The Hunting of Allison Pearson
UK authorities are increasingly punishing wrongthink, and a well-connected journalist got in the way
British journalist Allison Pearson awoke Remembrance Sunday morning to a knock on her door from Essex police. Officers informed her that she was under investigation for a now-deleted tweet posted over a year before that qualified as a hate incident. When Pearson asked which tweet, the police refused to tell her. When asked who had accused her, they said the complainant was not an “accuser” but a “victim” and thus protected by legal anonymity. At the time, Pearson claims, police informed her they were investigating her under Britain’s new and relatively vague “non-crime hate incident” code.
The Essex police have since responded in a statement issued to the BBC that “at no stage did officers tell [Pearson] the investigation was related to a non-crime hate incident.” And some internet sleuths have unearthed what they believe to be the offending tweet. In it, police are shown standing next to two men holding what appears to be the flag of the Pakistan political party PTI (Pakistan Tehreek-e-Insaf). The text portion of that tweet is below.

The sleuth in question, Ben Sixsmith (online editor of The Critic Magazine), has questioned the identity of the “Allison pearson” tweeting here. As of this writing, it is unclear whether this tweet is from the Allison Pearson arrested by Essex Police or a retweet of the original by another Allison Pearson.

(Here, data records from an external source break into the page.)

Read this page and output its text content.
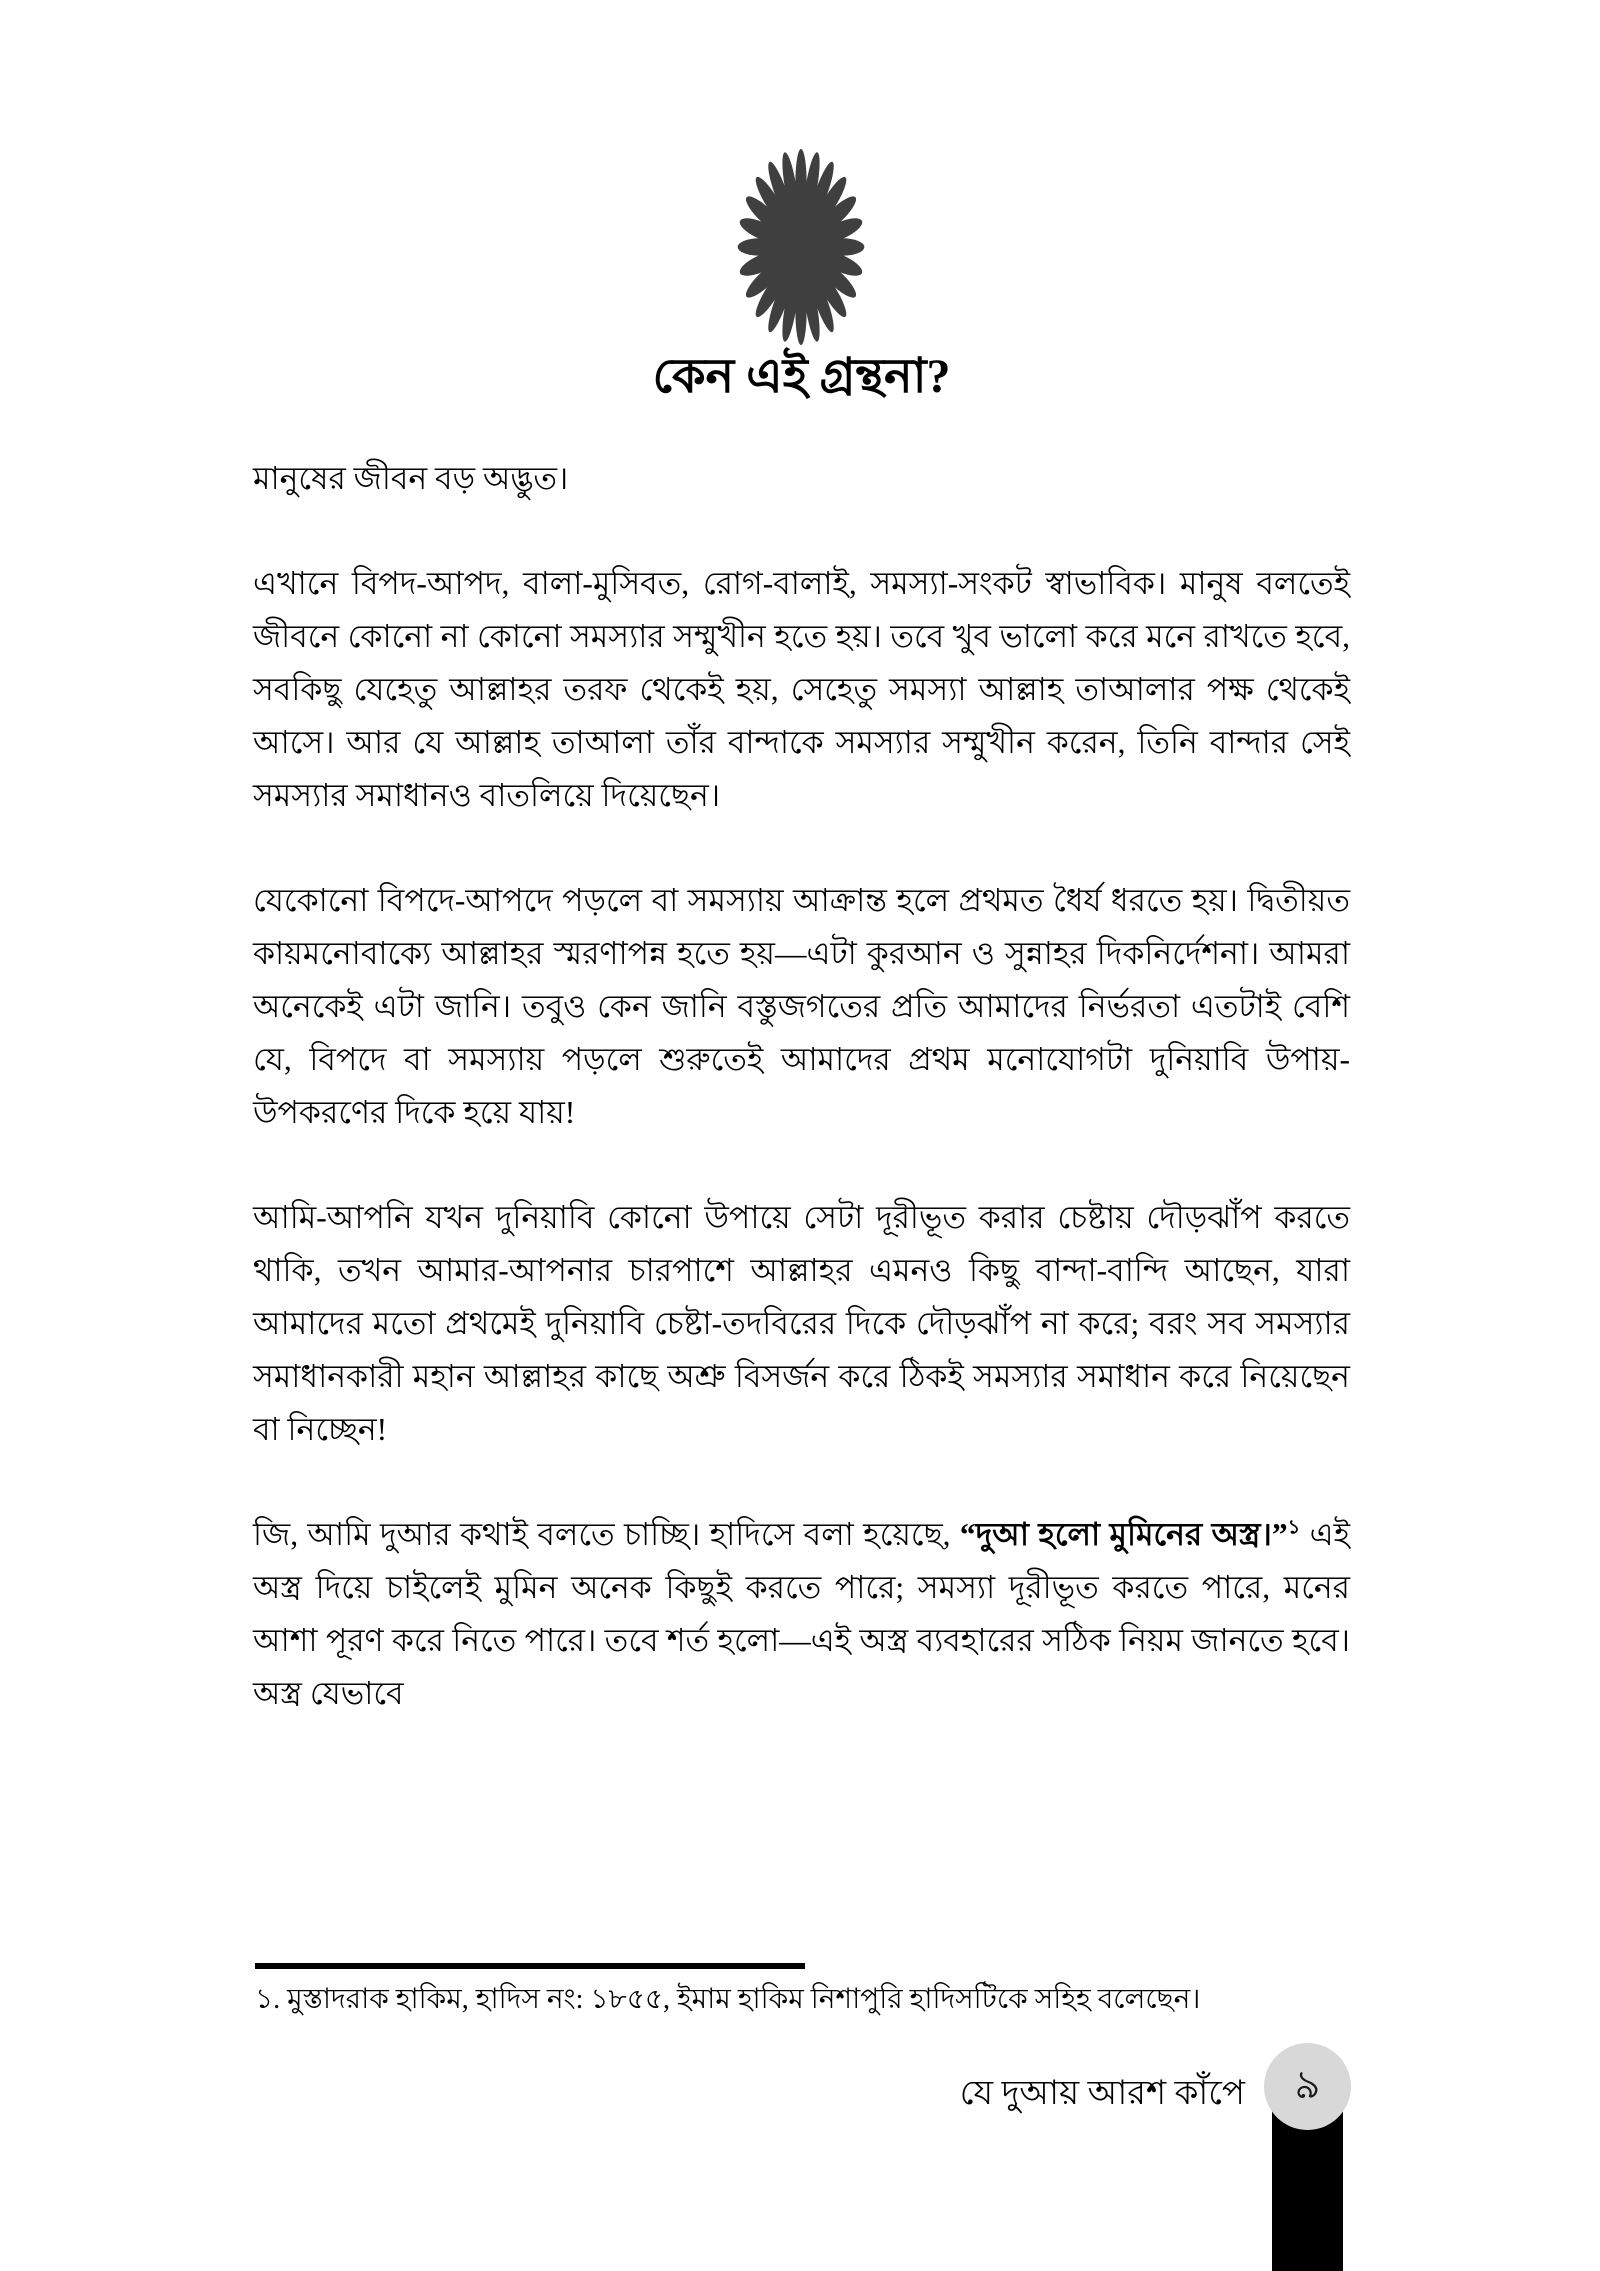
কেন এই গ্রন্থনা?

মানুষের জীবন বড় অদ্ভুত।

এখানে বিপদ-আপদ, বালা-মুসিবত, রোগ-বালাই, সমস্যা-সংকট স্বাভাবিক। মানুষ বলতেই জীবনে কোনো না কোনো সমস্যার সম্মুখীন হতে হয়। তবে খুব ভালো করে মনে রাখতে হবে, সবকিছু যেহেতু আল্লাহর তরফ থেকেই হয়, সেহেতু সমস্যা আল্লাহ তাআলার পক্ষ থেকেই আসে। আর যে আল্লাহ তাআলা তাঁর বান্দাকে সমস্যার সম্মুখীন করেন, তিনি বান্দার সেই সমস্যার সমাধানও বাতলিয়ে দিয়েছেন।

যেকোনো বিপদে-আপদে পড়লে বা সমস্যায় আক্রান্ত হলে প্রথমত ধৈর্য ধরতে হয়। দ্বিতীয়ত কায়মনোবাক্যে আল্লাহর স্মরণাপন্ন হতে হয়—এটা কুরআন ও সুন্নাহর দিকনির্দেশনা। আমরা অনেকেই এটা জানি। তবুও কেন জানি বস্তুজগতের প্রতি আমাদের নির্ভরতা এতটাই বেশি যে, বিপদে বা সমস্যায় পড়লে শুরুতেই আমাদের প্রথম মনোযোগটা দুনিয়াবি উপায়-উপকরণের দিকে হয়ে যায়!

আমি-আপনি যখন দুনিয়াবি কোনো উপায়ে সেটা দূরীভূত করার চেষ্টায় দৌড়ঝাঁপ করতে থাকি, তখন আমার-আপনার চারপাশে আল্লাহর এমনও কিছু বান্দা-বান্দি আছেন, যারা আমাদের মতো প্রথমেই দুনিয়াবি চেষ্টা-তদবিরের দিকে দৌড়ঝাঁপ না করে; বরং সব সমস্যার সমাধানকারী মহান আল্লাহর কাছে অশ্রু বিসর্জন করে ঠিকই সমস্যার সমাধান করে নিয়েছেন বা নিচ্ছেন!

জি, আমি দুআর কথাই বলতে চাচ্ছি। হাদিসে বলা হয়েছে, “দুআ হলো মুমিনের অস্ত্র।”$^১$ এই অস্ত্র দিয়ে চাইলেই মুমিন অনেক কিছুই করতে পারে; সমস্যা দূরীভূত করতে পারে, মনের আশা পূরণ করে নিতে পারে। তবে শর্ত হলো—এই অস্ত্র ব্যবহারের সঠিক নিয়ম জানতে হবে। অস্ত্র যেভাবে

১. মুস্তাদরাক হাকিম, হাদিস নং: ১৮৫৫, ইমাম হাকিম নিশাপুরি হাদিসটিকে সহিহ বলেছেন।

যে দুআয় আরশ কাঁপে ৯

Pearson’s arrest is part of an alarming trend in Britain in which private citizens and comedians alike have felt the long arm of the law reach for them in response to public expression.
London police arrested more than 30 people for posting video related this summer’s riots in Britain. While a few of these received criminal prosecution for encouraging violence, the majority were citizens who merely found themselves caught up in the civil unrest and switched on their video phones. Prime Minister Keir Starmer warned: “I guarantee you will regret taking part in this disorder whether directly or those whipping up this action online.” Most alarmingly, police and politicians indicated a willingness to extend heir investigations beyond British territory to include US citizens commenting from abroad.
Police have also visited Christians who have protested various Pride Month developments on social media, like 51 year-old army veteran Darren Brady, who they arrested in 2022 for re-tweeting a meme first posted by British celebrity Laurence Fox of Pride flags arranged in a swastika pattern.
Just this month in London, feminist author Julie Bindel received a visit from police in response to a complaint received from a transgender man in Holland regarding a tweet of hers from over a year ago. When asked which tweet, police refused to identify it. Ms. Bindel then “sent the police packing” from her home and has refused to apologize for tweeting her opinion of trans issues, particularly as they impact women’s rights. Bindel described her interaction with police as “Orwellian.”
These are just three examples of a growing trend in British life in which opinions expressed online result in visits from the police. Sometimes the constables can be accompanied by social workers or psychologists. This is particularly alarming given the historic use of punitive psychiatry as a means to quell dissent in totalitarian states.
According to several sources and commentators, UK authorities made more than 3300 arrests during 2023 for social media posts. By contrast, Russia made only 400 arrests were that year for similar offenses. Ironically, this free speech crackdown, which began under a Tory (Conservative) government, has been gaining traction and speed under the newer, more left-leaning Labour government of Keir Starmer.
The political principles that inform America’s Declaration of Independence and First Amendment have their origin in England–specifically, with John Locke’s philosophy of natural rights. Freedom of speech, while eagerly adopted by America, is fundamentally a British value. Ironically, in the birthplace of the English language, free speech now finds itself under unprecedented political pressure more typical of East Germany than London’s East End.
With a host of social media platforms available to the British public, the civil authorities now face a challenge where regulation of speech is concerned. Lacking the robust protection of the U.S. Constitution’s First Amendment, citizens in countries like Britain and Canada have no general right to free speech but must content themselves with the more nebulous and easily subverted “freedom of expression.” We have lately seen the guarantees of this freedom eroded by state actors, as it was in Canada with the invocation of the Emergencies Act to violently crush peaceful protesters in Ottawa and now in Britain by a knock on the door from a copper with an iPhone in hand.